Hannah Lang

MineSense Technologies equips shovels and loaders with XRF sensors to provide real-time bucket measurements of material as it is being excavated. The primary purpose of the measurements is to predict the grade of material in each bucket. These grade predictions are integrated with the mine’s fleet management system to provide synchronous ore sorting to optimize recovery and reduce the quantity of waste processed by the mill — adding both economic and environmental value. Further investigation of these XRF spectra using key mine datasets and the application of techniques from machine learning has led to the discovery of relationships between extracted features of the spectra and other intrinsic rock properties.
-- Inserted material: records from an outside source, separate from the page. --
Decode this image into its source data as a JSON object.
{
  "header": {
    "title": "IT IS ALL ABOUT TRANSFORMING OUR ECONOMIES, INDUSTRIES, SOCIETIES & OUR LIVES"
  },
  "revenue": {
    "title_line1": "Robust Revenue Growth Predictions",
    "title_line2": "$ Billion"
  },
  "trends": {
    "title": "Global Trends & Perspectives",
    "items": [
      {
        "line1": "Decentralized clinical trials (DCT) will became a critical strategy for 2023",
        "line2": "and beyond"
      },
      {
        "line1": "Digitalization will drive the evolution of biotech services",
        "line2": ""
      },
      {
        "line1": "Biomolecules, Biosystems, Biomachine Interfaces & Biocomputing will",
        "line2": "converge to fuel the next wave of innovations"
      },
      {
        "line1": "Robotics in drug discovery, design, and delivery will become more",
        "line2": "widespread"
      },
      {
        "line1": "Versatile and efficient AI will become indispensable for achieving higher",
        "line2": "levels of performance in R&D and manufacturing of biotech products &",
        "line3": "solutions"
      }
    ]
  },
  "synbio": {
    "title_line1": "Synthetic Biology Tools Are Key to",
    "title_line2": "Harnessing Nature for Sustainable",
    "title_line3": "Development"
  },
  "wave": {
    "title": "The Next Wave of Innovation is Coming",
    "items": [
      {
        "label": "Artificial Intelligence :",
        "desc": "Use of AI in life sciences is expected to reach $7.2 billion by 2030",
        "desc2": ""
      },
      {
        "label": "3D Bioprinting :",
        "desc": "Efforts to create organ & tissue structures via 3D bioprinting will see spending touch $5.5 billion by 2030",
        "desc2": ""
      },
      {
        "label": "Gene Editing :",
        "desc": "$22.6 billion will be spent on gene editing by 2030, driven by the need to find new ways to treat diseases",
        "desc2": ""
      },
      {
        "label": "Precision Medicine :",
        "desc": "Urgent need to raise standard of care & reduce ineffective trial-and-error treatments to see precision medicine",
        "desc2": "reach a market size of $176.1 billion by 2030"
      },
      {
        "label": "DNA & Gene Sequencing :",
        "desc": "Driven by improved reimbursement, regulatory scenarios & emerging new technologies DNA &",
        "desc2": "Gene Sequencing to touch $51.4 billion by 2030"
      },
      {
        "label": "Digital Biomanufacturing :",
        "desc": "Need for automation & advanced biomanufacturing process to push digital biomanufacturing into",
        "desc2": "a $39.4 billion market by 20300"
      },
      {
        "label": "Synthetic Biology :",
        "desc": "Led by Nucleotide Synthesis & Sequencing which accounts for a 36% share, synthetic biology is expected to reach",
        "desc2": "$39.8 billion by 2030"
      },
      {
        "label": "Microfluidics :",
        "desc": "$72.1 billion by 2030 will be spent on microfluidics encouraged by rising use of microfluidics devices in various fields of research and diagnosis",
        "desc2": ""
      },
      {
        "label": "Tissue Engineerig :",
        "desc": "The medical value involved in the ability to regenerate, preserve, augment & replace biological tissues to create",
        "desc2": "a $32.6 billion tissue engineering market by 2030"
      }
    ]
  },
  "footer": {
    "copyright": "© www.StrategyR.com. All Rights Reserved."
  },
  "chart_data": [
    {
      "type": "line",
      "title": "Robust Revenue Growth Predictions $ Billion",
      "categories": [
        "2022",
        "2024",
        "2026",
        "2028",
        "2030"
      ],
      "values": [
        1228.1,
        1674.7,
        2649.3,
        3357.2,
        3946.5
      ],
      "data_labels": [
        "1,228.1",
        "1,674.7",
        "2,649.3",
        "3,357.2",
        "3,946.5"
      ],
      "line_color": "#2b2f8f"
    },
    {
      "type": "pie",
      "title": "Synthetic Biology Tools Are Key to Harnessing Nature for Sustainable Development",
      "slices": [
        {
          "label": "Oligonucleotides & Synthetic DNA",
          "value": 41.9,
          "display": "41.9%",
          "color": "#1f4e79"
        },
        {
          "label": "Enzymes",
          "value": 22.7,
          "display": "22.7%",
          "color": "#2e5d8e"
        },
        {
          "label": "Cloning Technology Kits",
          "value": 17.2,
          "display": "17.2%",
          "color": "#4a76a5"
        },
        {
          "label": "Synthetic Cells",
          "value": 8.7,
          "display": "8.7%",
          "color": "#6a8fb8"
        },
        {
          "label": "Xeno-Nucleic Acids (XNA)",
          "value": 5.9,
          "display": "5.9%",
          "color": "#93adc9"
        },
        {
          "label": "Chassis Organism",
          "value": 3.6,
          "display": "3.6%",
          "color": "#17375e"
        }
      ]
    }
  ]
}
A noteworthy example is the classification of NAG and PAG waste, which can be used to sort trucks for optimal waste management with significant downstream environmental implications. Another is the classification of material by copper mineral speciation, which is consequential for mill processing performance. These associations are identified by engineering problem-specific feature sets, leveraging physical and geological knowledge as a starting basis to extract informative predictor variables from the XRF spectrum that are both directly and indirectly related to elemental composition. Care must be taken to account for confounding factors such as the spatiotemporal correlation of these properties, and these models can be validated by measuring the relationships between predictions and relevant mill processing KPI’s downstream. Here we discuss the methodology used in developing and validating a rock property prediction model with XRF data, as well as the broader implications for optimizing the entire mine-to-mill process.